Houses of Parliament and shopping districts were among the targets, officials said.

LONDON - A large-scale terror plot was aimed at British landmarks and public spaces, security officials said Tuesday as details emerged and police searched the homes of 12 British suspects being held for questioning.

The men - whose ages range from 17 to 28 - were arrested Monday in the largest counterterrorism raid in nearly two years.
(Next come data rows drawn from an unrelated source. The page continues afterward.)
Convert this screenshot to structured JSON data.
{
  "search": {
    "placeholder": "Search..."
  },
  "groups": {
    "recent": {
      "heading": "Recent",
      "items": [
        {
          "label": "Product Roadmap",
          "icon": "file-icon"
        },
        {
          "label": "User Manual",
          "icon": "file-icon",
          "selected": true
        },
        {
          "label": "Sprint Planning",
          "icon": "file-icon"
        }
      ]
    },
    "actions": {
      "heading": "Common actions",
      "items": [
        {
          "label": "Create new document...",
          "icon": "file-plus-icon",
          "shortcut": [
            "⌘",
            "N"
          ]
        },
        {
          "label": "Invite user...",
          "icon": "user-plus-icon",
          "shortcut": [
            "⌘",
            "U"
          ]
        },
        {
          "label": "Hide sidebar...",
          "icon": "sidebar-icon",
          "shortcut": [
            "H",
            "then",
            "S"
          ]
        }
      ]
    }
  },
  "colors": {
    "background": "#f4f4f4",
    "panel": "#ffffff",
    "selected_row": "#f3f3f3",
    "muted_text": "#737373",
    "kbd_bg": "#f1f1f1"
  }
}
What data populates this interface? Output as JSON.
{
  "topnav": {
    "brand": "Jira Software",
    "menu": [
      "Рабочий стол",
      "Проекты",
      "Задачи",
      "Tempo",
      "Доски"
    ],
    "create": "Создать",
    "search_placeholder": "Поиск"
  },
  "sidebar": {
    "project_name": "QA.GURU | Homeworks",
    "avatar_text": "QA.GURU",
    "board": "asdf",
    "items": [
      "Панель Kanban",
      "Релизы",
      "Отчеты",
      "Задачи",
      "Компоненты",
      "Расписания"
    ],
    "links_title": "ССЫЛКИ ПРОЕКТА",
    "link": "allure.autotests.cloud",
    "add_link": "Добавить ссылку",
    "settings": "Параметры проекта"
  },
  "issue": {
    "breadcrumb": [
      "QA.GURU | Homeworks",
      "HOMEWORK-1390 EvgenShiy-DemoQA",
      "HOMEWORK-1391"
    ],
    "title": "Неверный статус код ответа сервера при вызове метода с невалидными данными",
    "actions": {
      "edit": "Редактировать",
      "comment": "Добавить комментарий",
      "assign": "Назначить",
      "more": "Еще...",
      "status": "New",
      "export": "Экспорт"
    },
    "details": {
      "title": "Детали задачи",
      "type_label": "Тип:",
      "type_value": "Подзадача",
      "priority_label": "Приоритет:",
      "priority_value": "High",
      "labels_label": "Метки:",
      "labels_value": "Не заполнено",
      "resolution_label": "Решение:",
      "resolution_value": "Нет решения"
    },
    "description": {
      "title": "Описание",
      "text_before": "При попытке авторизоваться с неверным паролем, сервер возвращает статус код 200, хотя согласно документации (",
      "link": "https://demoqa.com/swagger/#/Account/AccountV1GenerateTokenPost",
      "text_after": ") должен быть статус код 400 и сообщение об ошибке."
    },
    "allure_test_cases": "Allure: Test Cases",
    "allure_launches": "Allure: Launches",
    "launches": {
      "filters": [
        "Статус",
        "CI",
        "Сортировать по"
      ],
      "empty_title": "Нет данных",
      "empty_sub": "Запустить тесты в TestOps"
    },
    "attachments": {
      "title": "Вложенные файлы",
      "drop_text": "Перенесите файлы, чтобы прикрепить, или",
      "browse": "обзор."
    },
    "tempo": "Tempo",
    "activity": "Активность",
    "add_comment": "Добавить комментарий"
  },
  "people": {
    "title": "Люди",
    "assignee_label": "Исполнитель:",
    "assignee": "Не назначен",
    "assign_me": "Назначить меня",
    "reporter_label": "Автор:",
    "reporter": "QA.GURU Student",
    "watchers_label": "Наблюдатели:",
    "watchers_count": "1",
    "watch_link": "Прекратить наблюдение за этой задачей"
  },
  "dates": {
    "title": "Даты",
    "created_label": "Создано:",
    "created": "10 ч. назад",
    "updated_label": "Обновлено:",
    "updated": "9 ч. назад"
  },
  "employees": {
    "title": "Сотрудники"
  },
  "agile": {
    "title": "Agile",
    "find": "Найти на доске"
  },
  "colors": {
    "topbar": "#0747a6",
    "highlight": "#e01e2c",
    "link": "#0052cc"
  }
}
At least five were of Bangladeshi origin.

Lord Carlile, the government's independent watchdog for terror legislation, said Tuesday the alleged plot appeared to be significant and involved several British cities, but he did not name them.

Police have 28 days to charge the men or free them.

Possible targets scouted include the Houses of Parliament in London and shopping areas around Britain, according to a security official who spoke on condition of anonymity because the investigation has not concluded.

The plot, however, was unconnected to plans uncovered in the fall involving a Mumbai-style shooting spree across Britain, France, or Germany, the official said. He said that Monday's arrests were unrelated to last week's suicide bombing in Sweden and that the plot did not appear to be timed for the holidays.

Scotland Yard Assistant Commissioner John Yates said searches of the men's houses could take days, and officers were seen Tuesday removing computers from their homes. The men were arrested in London, Cardiff, Stoke-on-Trent, and Birmingham.

European officials typically step up security around the holidays. They have done so especially this year after a Nigerian man with explosives taped to his underwear tried to blow up a plane on Christmas Day last year as it approached Detroit.

Germany upped its terror alert Nov. 17 in response to a perceived new threat from Islamist extremists. Berlin's interior minister, Ehrhart Koerting, said recently the threat had eased.

Italian officials on Tuesday were investigating whether an explosive device found in a subway car in Rome was terror-related. Bomb-disposal experts concluded the device could not have exploded.

French Interior Minister Brice Hortefeux, in a newspaper interview Sunday, said for the holidays he has ordered plainclothes police patrols in "the most sensitive sites." For New Year's Eve, he said he has ordered 6,000 more police than normal to be on call.

Monday's raid, a joint operation by Britain's domestic spy agency MI5 and police, was the largest since one in April 2009, when 12 men were detained over an alleged al-Qaeda bomb plot in Manchester.

All were released without charge and ordered to leave Britain. One, Abid Naseer, was later rearrested at the request of the United States, which says he was involved a plot to bomb the New York City subway. He is in jail awaiting extradition.